Wednesday 14 September 2011

Seafood, eat

So, I invited friends for Sunday lunch and then had a total panic about it which involved only getting 2 hours sleep on Saturday night. I was forced to abandon the fantastic idea of a big convivial paella after realising (at 2am) that I didn’t have a pan big enough to make it in, but I had a bag of mixed seafood to use up urgently and was determined to think of something similar. Rick Stein’s Spain came up trumps (at 5am) with several soupy rice and fish recipes which I adapted until I ended up with the below (at 1pm).  It is definitely Spanish-y but is also a bit like a bouillabaisse in that it doesn’t have any rice in it and it’s the colour of rust.

Everyone seemed to enjoy it. I served it with big croutons, aioli (mayonnaise, lemon, salt, lots and lots of garlic, a bit of turmeric to make it yellow…) and a token salad.

There are no pictures because I forgot before lunch and then after lunch I was drunk.

Seafood Stew (serves 4-6)

You will need.
-Butter/oil
-2 onions
-1 carrot
-1 stick of celery
- 2 cans of chopped tomatoes
- 2tbsp of tomoto puree
-White wine
-2 anchovies
-750ml fish or chicken stock (see below for difference)
-150ml double cream
-6 coley fillets (SUSTAINABLE FISHING)
-approx 400g of mixed seafood of your choice.
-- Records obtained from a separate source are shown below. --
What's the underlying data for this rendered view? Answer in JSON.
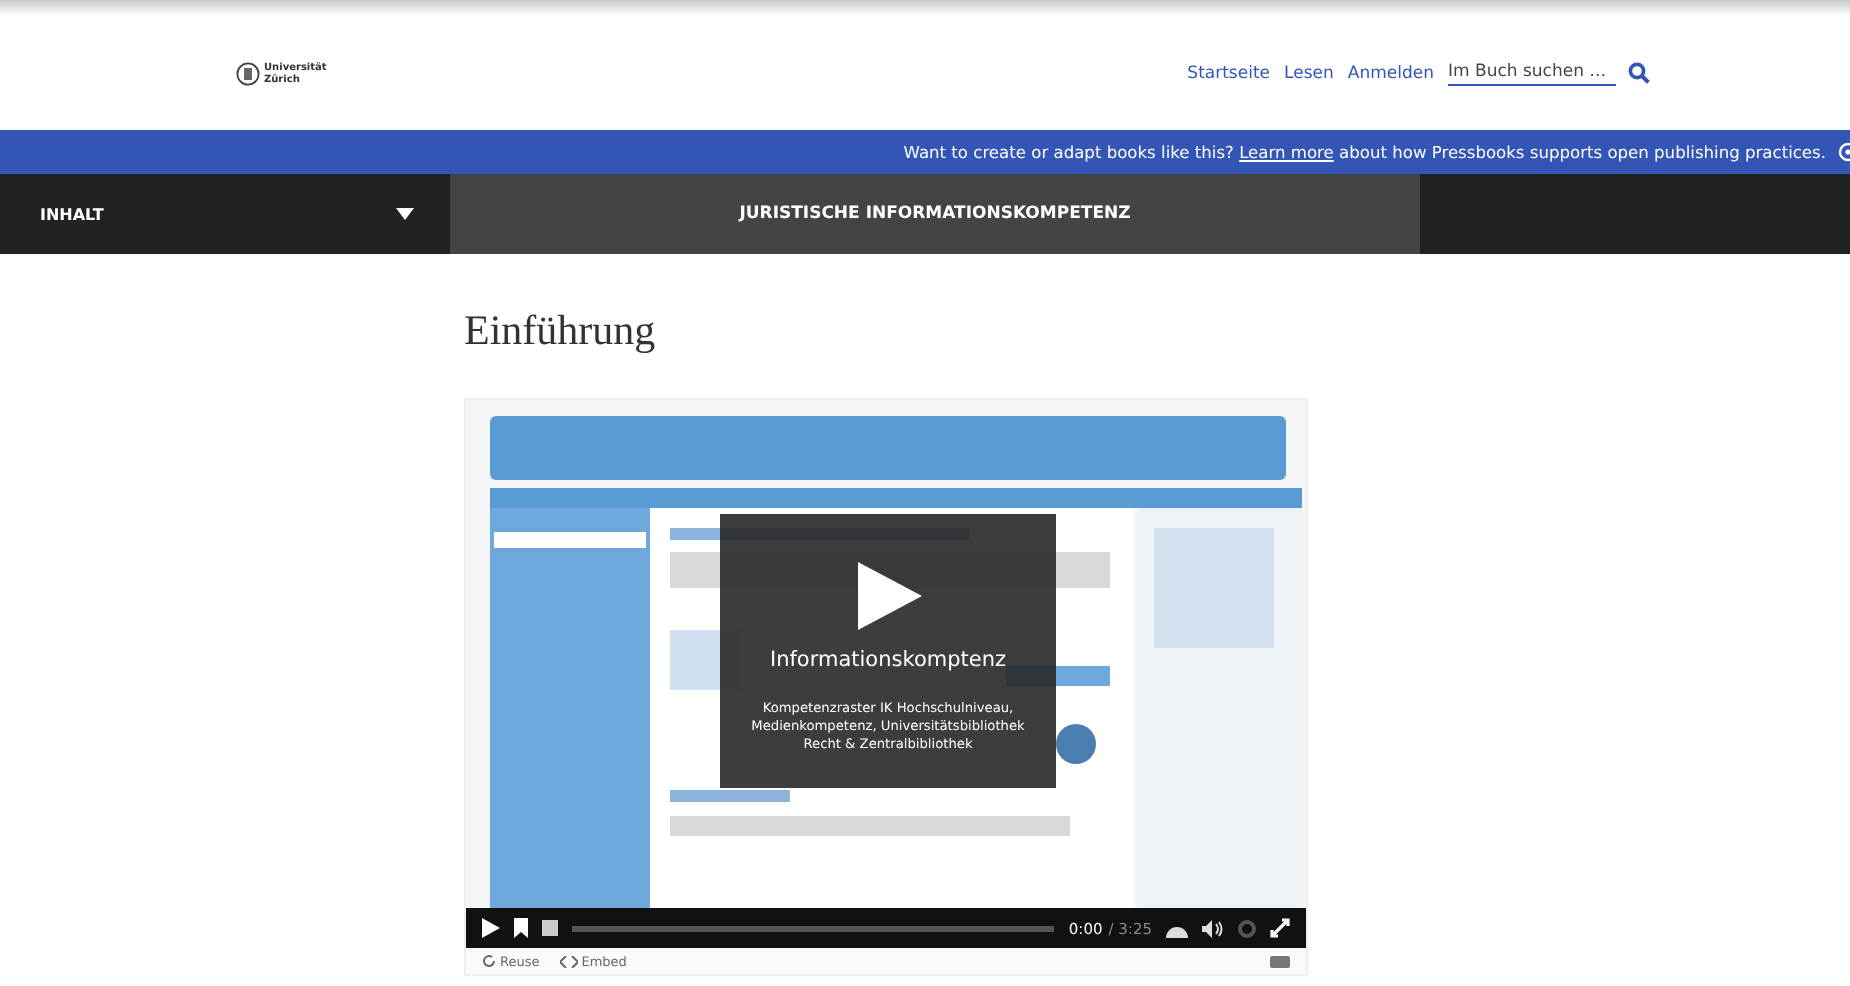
{
  "header": {
    "logo": {
      "line_1": "Universität",
      "line_2": "Zürich"
    },
    "nav": [
      {
        "label": "Startseite"
      },
      {
        "label": "Lesen"
      },
      {
        "label": "Anmelden"
      }
    ],
    "search": {
      "placeholder": "Im Buch suchen …"
    }
  },
  "banner": {
    "before": "Want to create or adapt books like this?",
    "link": "Learn more",
    "after": "about how Pressbooks supports open publishing practices."
  },
  "navbar": {
    "toc_label": "INHALT",
    "book_title": "JURISTISCHE INFORMATIONSKOMPETENZ"
  },
  "chapter": {
    "title": "Einführung",
    "video": {
      "kind": "picture",
      "title": "Informationskomptenz",
      "description": "Kompetenzraster IK Hochschulniveau, Medienkompetenz, Universitätsbibliothek Recht & Zentralbibliothek",
      "time_current": "0:00",
      "time_total": "/ 3:25",
      "reuse": "Reuse",
      "embed": "Embed"
    }
  }
}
I went with a handy 400g bag of frozen mixed seafood from Waitrose (funny that) which was prawns, squid and mussels.
-Big handful of chopped parsley
-2 lemons
-Pinch Cayenne/smoked paprika/pimento (I know they’re different, but basically whatever you can get your hands on that gives it a bit of a kick).
-Salt and pepper

Method.
-Put the onions, carrot and celery (the mirepoix, if you’re being a dick) in a big pot with butter and oil (good things happen to burning temperatures when you use both), season and sweat them down until soft. Should be about 10 minutes.

-Add the tins of tomatoes, 2 tablespoons of tomato puree and a good slug of wine (a large glass or about a quarter of the bottle).

-Finely chop the two anchovies and drop them in. You won’t taste them as anchovies (so put them in even if you know someone who hates them; just keep quiet about it) – they’ll dissolve and leave behind a good depth of flavour for everything else.

-Wait for this to reduce to about half and then add the stock, cream, and check seasoning.

A note about stock.I had a friend coming who was not a particular fan of shellfish (I know, how great am I, cooking his favourite thing for him?) so I was conscious of not making the whole event too fishy. I therefore used chicken stock. I think it lent a nice meaty background to the finished soup, and it definitely made the bits of seafood themselves quite distinct, but you should traditionally (and for a more homogenous whole) use fish stock.

-Whichever stock you use, make sure everything reduces by about half again. Taste it now. If you’re doing it right it should taste pretty much exactly the same as Heinz Tomato Soup. I know, you’ve spent half an hour on this and you could have opened a can. To jazz it up, now put in the spice. I used a good few shakes of cayenne, until there was a definite bite, but obviously do it to your taste.

(at this point, you can leave the base to go cold overnight or during the day, and just reheat to finish off when your guests arrive. I had to do this because all of my friends were late).

-Cut the coley into small chunks and drop into the soup. They should only take a couple of minutes to cook. I was worried about the lack of flavour in coley (sorry, I know you’re not allowed to say that but it is basically the cod’s poor relation. Albeit his relation who isn’t about to become extinct) so I actually wrapped the fillets in some foil with a bit of butter and roasted them in the oven for 10 minutes. This is anal and you don’t need to do it.

-Throw the seafood in – it only needs warming through so keep an eye on it to watch out for overcooking (especially from the squid rings, which are cagey little brutes and prone to spontaneous rubberization).

-Add a squeeze of lemon and all the parsley, give it a final stir and serve with lots of wine.